The wm_event_do_notifiers part of that profile should be eliminated by rB4b46afae0951: WM: minor optimization for when there is a large number of notifiers.

For the rest, I think it's possible to write a Python script that is significantly worse in either case. If you send notifiers AAABBBCCC then backward will be faster. If you send ABACADAE then backward will be slower.

Fundamentally it's the time complexity that needs to be fixed, and frankly most of the notifier system should be eliminated.

If backward helps in real world cases I could commit this as a stopgap, but not sure how much performance gain is left after my commit.

Thanks Brecht, I'll test it and see if this is still relevant.

The wm_event_do_notifiers part of that profile should be eliminated by rB4b46afae0951: WM: minor optimization for when there is a large number of notifiers.

For the rest, I think it's possible to write a Python script that is significantly worse in either case. If you send notifiers AAABBBCCC then backward will be faster. If you send ABACADAE then backward will be slower.

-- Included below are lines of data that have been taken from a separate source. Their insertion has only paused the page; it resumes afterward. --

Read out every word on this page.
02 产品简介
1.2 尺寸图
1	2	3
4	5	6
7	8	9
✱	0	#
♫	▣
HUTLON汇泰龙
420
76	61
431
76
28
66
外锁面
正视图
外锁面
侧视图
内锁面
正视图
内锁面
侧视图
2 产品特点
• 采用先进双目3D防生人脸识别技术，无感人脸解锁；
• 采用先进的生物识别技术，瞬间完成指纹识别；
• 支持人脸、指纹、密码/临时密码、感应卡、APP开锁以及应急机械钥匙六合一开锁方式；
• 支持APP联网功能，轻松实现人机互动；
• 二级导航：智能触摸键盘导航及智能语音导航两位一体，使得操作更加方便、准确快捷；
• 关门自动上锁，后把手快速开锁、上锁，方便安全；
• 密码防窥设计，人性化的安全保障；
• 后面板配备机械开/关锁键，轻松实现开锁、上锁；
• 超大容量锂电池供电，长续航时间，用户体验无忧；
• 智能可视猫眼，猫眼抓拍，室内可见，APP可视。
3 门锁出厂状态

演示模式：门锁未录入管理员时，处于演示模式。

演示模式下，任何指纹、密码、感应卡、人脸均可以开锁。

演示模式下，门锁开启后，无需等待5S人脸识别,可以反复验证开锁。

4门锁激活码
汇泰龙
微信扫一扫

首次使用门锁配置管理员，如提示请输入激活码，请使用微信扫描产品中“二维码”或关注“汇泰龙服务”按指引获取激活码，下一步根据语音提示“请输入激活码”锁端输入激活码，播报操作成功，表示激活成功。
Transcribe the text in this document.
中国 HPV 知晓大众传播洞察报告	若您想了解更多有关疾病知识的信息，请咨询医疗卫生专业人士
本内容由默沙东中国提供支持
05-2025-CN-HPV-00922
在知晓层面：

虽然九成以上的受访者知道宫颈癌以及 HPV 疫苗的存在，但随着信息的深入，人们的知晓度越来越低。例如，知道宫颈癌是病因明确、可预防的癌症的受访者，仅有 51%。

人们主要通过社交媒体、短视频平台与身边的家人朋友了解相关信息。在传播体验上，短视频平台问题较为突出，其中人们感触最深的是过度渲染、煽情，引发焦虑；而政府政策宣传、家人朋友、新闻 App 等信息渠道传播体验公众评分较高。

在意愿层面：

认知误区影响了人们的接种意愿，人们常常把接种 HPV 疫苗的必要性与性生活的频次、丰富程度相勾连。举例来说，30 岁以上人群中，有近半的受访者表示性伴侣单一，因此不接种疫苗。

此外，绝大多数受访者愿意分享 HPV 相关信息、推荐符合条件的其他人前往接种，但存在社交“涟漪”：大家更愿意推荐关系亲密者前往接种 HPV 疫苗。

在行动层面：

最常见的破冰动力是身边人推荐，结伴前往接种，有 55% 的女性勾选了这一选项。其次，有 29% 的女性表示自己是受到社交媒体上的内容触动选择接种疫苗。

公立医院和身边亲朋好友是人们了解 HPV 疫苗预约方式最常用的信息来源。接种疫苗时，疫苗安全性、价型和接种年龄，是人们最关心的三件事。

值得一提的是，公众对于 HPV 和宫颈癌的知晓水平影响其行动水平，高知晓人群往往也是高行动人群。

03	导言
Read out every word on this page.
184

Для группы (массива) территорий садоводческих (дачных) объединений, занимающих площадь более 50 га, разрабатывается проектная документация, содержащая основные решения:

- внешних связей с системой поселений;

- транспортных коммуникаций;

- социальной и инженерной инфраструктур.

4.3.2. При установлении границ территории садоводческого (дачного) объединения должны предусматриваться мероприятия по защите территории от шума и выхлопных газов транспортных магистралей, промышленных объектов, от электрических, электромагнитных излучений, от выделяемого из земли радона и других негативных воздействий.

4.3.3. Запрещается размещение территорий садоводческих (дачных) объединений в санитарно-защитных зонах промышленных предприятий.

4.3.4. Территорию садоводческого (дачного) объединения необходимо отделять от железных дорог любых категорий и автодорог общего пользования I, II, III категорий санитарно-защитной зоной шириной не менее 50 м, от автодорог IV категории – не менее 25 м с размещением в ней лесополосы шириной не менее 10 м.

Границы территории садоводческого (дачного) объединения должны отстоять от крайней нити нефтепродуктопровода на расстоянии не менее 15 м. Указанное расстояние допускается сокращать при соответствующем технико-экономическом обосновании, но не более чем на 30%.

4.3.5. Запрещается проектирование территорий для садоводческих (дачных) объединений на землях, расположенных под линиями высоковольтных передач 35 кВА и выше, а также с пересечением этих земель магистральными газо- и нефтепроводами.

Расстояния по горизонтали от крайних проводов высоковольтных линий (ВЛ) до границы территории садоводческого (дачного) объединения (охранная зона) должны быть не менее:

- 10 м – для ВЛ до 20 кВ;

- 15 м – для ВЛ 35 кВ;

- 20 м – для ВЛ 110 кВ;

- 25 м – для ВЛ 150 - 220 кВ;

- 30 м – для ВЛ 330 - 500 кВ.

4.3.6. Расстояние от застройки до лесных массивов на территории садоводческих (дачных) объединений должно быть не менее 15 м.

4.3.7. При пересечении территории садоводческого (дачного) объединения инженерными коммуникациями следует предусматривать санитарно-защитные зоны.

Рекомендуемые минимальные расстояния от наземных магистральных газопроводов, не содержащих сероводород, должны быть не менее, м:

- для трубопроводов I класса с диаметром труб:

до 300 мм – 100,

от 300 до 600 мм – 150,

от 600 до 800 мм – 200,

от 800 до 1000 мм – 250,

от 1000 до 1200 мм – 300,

Fundamentally it's the time complexity that needs to be fixed, and frankly most of the notifier system should be eliminated.

If backward helps in real world cases I could commit this as a stopgap, but not sure how much performance gain is left after my commit.

@Brecht Van Lommel (brecht)
From my simple testing (a script adding 10k simple objects) it seems like your patch completely removed this problem and is as fast as this idea of iterating backwards so this shouldn't be necessary to commit I guess.
I'll keep an eye out in future testing.. I'm trying to improve Blender's ability to handle many objects in all aspects.
I have another patch D9892 that maybe you're interesting in looking at to get some more inspiration as well.

I am going to close the patch if there is no longer relevant.